Anthropic thinks you should build agents like this
In December 2024, Anthropic dropped an article on Building Effective Agents. It really clarified a few concepts for me. Here's my summary:
Agents vs Workflows
It defines Agents as different from Workflows.
Workflows use "predefined code paths", whereas agents "dynamically direct their own processes". The difference between them, then, is the degree of autonomy. Agents have more autonomy, workflows run on pre-defined rails.
This still feels to me like a gradient - but having the scale be "degree of autonomy" is something I've not seen much before.
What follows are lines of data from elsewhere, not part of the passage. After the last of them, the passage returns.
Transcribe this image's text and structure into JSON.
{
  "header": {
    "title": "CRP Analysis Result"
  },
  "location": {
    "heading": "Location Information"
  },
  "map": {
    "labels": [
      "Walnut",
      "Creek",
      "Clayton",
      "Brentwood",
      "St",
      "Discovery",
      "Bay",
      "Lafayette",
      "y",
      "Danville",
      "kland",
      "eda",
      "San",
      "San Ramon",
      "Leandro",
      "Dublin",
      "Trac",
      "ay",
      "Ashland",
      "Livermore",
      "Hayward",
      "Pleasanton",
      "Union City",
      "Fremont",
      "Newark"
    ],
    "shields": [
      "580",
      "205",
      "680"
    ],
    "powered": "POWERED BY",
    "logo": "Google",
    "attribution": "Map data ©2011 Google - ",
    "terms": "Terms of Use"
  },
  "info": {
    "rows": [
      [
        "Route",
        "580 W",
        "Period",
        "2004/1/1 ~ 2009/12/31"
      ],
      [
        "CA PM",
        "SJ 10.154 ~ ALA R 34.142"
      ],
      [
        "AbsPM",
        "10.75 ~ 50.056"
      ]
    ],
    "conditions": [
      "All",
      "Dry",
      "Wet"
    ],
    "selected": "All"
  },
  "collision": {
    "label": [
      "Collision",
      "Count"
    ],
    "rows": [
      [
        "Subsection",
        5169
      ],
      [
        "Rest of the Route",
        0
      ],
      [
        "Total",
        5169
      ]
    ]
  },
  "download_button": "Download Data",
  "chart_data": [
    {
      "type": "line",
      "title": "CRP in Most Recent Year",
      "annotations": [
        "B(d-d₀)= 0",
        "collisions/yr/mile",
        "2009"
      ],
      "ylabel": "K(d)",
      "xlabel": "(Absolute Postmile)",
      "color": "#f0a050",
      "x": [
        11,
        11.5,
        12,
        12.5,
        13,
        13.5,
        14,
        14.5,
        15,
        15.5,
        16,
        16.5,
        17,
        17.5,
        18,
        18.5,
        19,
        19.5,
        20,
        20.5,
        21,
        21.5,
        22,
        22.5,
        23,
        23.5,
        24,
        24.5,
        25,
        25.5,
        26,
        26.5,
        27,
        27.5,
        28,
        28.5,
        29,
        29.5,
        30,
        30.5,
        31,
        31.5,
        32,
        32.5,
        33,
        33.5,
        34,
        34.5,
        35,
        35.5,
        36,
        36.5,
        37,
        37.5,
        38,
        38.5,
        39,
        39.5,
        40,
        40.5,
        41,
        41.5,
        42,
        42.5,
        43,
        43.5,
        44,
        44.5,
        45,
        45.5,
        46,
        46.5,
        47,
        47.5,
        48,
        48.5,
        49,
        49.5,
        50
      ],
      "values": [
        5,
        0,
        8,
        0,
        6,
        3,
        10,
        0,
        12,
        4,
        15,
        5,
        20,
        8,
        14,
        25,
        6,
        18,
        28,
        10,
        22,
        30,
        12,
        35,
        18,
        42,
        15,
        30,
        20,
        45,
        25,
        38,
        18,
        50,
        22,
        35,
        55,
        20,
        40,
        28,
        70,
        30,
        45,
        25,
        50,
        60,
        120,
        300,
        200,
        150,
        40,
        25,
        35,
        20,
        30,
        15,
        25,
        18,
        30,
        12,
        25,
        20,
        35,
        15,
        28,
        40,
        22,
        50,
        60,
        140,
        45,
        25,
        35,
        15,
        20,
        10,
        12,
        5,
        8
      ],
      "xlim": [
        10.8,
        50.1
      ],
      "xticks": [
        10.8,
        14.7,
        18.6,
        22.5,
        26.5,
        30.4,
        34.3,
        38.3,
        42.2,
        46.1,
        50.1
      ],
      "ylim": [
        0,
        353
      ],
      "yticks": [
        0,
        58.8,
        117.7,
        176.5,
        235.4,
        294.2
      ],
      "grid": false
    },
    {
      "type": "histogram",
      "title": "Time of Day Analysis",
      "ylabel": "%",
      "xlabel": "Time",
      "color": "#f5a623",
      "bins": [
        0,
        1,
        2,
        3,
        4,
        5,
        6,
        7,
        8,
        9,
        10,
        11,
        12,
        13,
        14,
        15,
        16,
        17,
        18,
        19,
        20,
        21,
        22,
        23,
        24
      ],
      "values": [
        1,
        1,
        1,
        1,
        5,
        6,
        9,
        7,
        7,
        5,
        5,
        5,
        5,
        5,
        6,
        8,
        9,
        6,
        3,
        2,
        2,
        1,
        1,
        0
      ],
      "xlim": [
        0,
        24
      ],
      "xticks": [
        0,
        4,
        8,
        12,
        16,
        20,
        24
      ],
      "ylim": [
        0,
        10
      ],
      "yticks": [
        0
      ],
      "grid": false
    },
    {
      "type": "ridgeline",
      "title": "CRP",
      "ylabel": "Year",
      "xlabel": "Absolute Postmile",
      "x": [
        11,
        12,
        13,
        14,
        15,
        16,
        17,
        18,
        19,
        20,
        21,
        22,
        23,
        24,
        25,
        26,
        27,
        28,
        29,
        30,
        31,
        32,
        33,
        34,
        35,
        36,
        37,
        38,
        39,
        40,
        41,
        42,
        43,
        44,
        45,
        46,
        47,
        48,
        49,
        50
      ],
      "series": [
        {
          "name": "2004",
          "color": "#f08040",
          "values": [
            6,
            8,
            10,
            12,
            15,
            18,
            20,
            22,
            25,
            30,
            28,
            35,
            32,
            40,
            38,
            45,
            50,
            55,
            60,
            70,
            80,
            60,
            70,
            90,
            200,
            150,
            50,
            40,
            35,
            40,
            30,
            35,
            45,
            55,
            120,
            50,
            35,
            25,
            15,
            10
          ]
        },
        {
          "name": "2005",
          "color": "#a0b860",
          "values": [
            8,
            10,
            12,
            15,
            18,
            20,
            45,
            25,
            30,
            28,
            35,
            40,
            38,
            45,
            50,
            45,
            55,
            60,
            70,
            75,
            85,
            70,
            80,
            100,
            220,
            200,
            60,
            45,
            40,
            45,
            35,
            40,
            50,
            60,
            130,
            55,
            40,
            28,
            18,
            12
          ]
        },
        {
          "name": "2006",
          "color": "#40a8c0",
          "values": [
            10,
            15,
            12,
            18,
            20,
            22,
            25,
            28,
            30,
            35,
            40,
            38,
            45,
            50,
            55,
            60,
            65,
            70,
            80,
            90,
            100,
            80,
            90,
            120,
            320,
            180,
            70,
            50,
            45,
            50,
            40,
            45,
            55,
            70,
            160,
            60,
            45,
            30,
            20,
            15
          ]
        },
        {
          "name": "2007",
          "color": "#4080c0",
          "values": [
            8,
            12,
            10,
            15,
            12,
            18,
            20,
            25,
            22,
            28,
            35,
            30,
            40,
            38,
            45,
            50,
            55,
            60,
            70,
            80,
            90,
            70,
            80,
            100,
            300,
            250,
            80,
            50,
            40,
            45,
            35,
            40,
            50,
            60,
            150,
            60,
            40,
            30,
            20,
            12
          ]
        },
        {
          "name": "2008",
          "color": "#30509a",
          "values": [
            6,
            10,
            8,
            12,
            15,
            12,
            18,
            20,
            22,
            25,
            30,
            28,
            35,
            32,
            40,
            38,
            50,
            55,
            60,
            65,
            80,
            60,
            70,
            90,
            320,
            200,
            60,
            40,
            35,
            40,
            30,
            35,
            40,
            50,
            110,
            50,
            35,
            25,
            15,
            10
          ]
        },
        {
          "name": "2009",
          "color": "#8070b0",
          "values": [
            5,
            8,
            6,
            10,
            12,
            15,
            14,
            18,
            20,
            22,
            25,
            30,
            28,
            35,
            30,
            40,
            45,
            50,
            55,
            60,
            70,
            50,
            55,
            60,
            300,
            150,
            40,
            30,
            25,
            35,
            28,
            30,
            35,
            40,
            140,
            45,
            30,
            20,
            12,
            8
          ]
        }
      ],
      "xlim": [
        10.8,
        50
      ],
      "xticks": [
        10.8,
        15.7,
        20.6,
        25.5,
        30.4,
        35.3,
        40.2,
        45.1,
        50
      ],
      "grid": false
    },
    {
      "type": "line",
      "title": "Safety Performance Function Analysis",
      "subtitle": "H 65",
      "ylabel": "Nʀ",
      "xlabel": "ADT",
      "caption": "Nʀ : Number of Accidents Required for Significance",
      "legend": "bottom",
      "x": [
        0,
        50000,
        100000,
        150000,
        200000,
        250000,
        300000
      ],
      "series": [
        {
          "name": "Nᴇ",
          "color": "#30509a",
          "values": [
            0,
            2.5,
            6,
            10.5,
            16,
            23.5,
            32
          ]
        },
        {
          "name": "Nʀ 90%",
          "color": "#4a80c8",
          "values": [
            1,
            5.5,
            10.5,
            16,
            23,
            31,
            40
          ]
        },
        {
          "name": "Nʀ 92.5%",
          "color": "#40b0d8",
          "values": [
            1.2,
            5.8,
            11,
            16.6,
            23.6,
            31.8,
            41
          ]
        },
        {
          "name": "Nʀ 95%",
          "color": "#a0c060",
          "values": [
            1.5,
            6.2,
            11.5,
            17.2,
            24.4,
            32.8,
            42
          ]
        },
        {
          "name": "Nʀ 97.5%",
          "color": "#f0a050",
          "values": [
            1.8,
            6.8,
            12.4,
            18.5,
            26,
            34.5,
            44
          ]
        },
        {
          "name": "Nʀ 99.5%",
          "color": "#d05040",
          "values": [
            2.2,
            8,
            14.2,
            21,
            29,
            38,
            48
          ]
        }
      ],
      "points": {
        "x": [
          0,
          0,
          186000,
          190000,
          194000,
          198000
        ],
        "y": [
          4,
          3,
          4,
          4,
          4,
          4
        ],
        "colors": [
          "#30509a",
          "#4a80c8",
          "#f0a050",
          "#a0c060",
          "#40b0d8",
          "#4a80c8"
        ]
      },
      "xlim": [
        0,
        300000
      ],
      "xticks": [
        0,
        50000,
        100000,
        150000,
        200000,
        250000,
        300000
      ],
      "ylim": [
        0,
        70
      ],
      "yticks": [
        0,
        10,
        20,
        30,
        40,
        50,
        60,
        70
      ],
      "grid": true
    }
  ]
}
Don't Use Frameworks By Default
The article repeatedly warns against using frameworks as a first port of call. They "often create extra layers of abstraction that can obscure the underling prompts and responses".
They mention LangGraph, Amazon Bedrock Agents, Rivet and Vellum. These frameworks "make it tempting to add complexity when a simpler setup would suffice".
Instead, using LLM API's directly is what they recommend to start with. You should only use a framework when "you understand the underlying code".
This sounds right to me - the primitives of building good AI workflows don't sound that difficult to manage. Putting them in a framework prematurely feels odd. Note that I don't consider something like Vercel's AI SDK a framework - it's just a compatibility library.
Many Workflow Patterns, One Agentic Pattern
The most wonderful part of this article is how it describes different workflows. Far from building effective agents, this article really describes how to build effective workflows. It describes:
- Prompt chaining, where "each LLM call processes the output of the previous one"
- Routing, where an LLM router "classifies an input and directs it to a specialized followup task"
- Parallelization, where LLM calls are run in parallel.
- Orchestrator-workers, where a "central LLM dynamically breaks down tasks" and "delegates them to worker LLM's".
- Evaluator-optimizer, where "one LLM call generates a response while another provides evaluation" in a loop.
Finally, it defines a single pattern it would define as agentic. Agents:
- "Plan and operate independently, potentially returning to the human for further information or judgement"
- "Gain ground truth from the environment at each step", using tool call results or code execution
- Terminate upon completion, or using a "stopping condition (such as a maximum number of iterations)"
In summary, agents are "typically just LLMs using tools based on environmental feedback in a loop".
I really dig this definition - it demystifies agents nicely.